My greatest discomfort arose from my being compelled to remain always in one position. With my leg in a plaster-cast, in which were two windows through which my wounds were observed and dressed, and securely fastened in a cradle, I was compelled to remain on my back and could move only my upper body without assistance. At first I found this desperately irksome, but I gradually became accus

tomed to it. I was greatly helped by a simple device which I thought at the time a great blessing; I have never seen it elsewhere, and wonder why. In the wall about eight feet above the head of each bed was set a stout iron bracket, a bracket strong enough to bear the weight of a heavy man. From the end of

the bracket, about thirty inches from the wall, hung a rope, perhaps five feet long; a handle-bar with a hole in it, through which the rope passed, enabled one to adjust the handle at any height desired above the bed. A knot at the end of the rope prevented the handle slipping off and fixed the lower limit of its travel, but it could be adjusted by another knot at any higher point desired. The primary object of this device, which was called a pulley, was to enable the patient to lift himself up in bed without subjecting his lower body to strain of any kind.
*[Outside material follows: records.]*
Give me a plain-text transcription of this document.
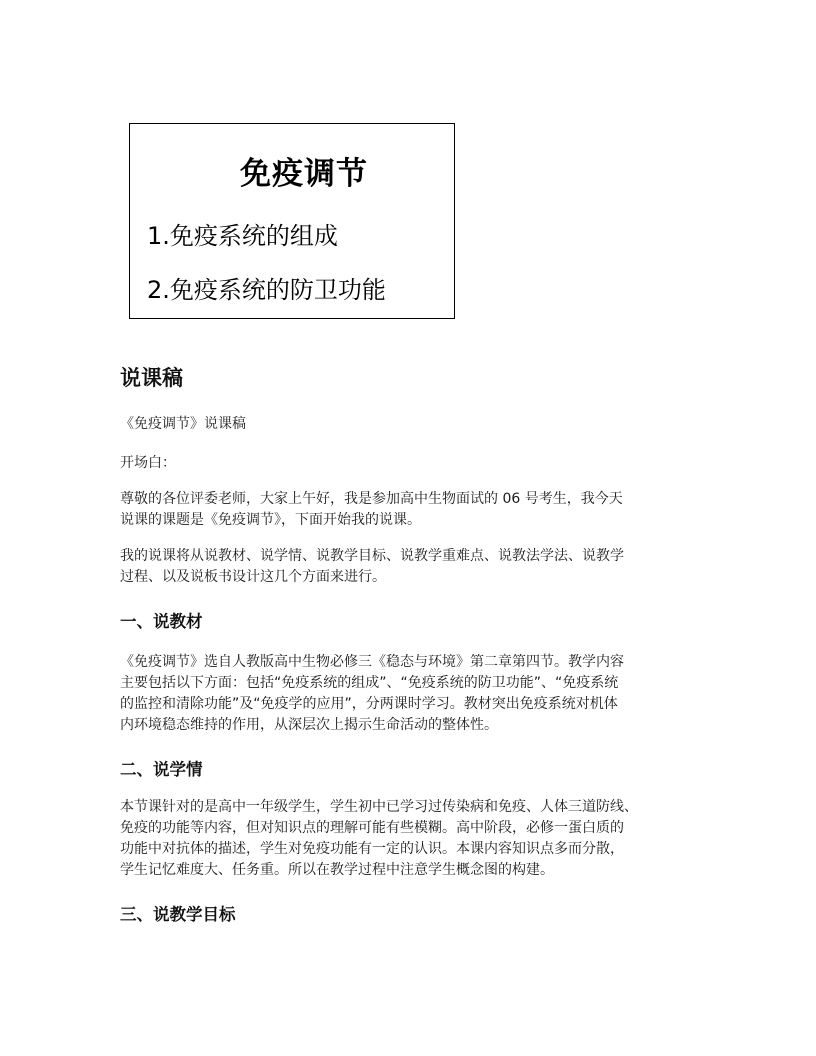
免疫调节
1.免疫系统的组成
2.免疫系统的防卫功能
说课稿

《免疫调节》说课稿

开场白：

尊敬的各位评委老师，大家上午好，我是参加高中生物面试的 06 号考生，我今天
说课的课题是《免疫调节》，下面开始我的说课。

我的说课将从说教材、说学情、说教学目标、说教学重难点、说教法学法、说教学
过程、以及说板书设计这几个方面来进行。

一、说教材

《免疫调节》选自人教版高中生物必修三《稳态与环境》第二章第四节。教学内容
主要包括以下方面：包括“免疫系统的组成”、“免疫系统的防卫功能”、“免疫系统
的监控和清除功能”及“免疫学的应用”，分两课时学习。教材突出免疫系统对机体
内环境稳态维持的作用，从深层次上揭示生命活动的整体性。

二、说学情

本节课针对的是高中一年级学生，学生初中已学习过传染病和免疫、人体三道防线、
免疫的功能等内容，但对知识点的理解可能有些模糊。高中阶段，必修一蛋白质的
功能中对抗体的描述，学生对免疫功能有一定的认识。本课内容知识点多而分散，
学生记忆难度大、任务重。所以在教学过程中注意学生概念图的构建。

三、说教学目标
But it had many other purposes. From it one could hang one's newspaper, or watch, or handkerchief, and it served also as a harmless plaything. Have you seen a kitten play with a ball of wool? In like manner have I seen great men relieve the monotony with their pulley, spinning it, swinging it, sliding the handle up and down, for hours at a time.

Without suggesting that I was in any way a conspicuous person in the ward, I am bound to say that my fellow patients treated me as a "toff" - in other words, a swell. This was due solely to the fact that I had a watch. Such a possession in a public ward of a London hospital is like keeping a carriage or a gig; to use Carlyle's word, it is a mark of respectability.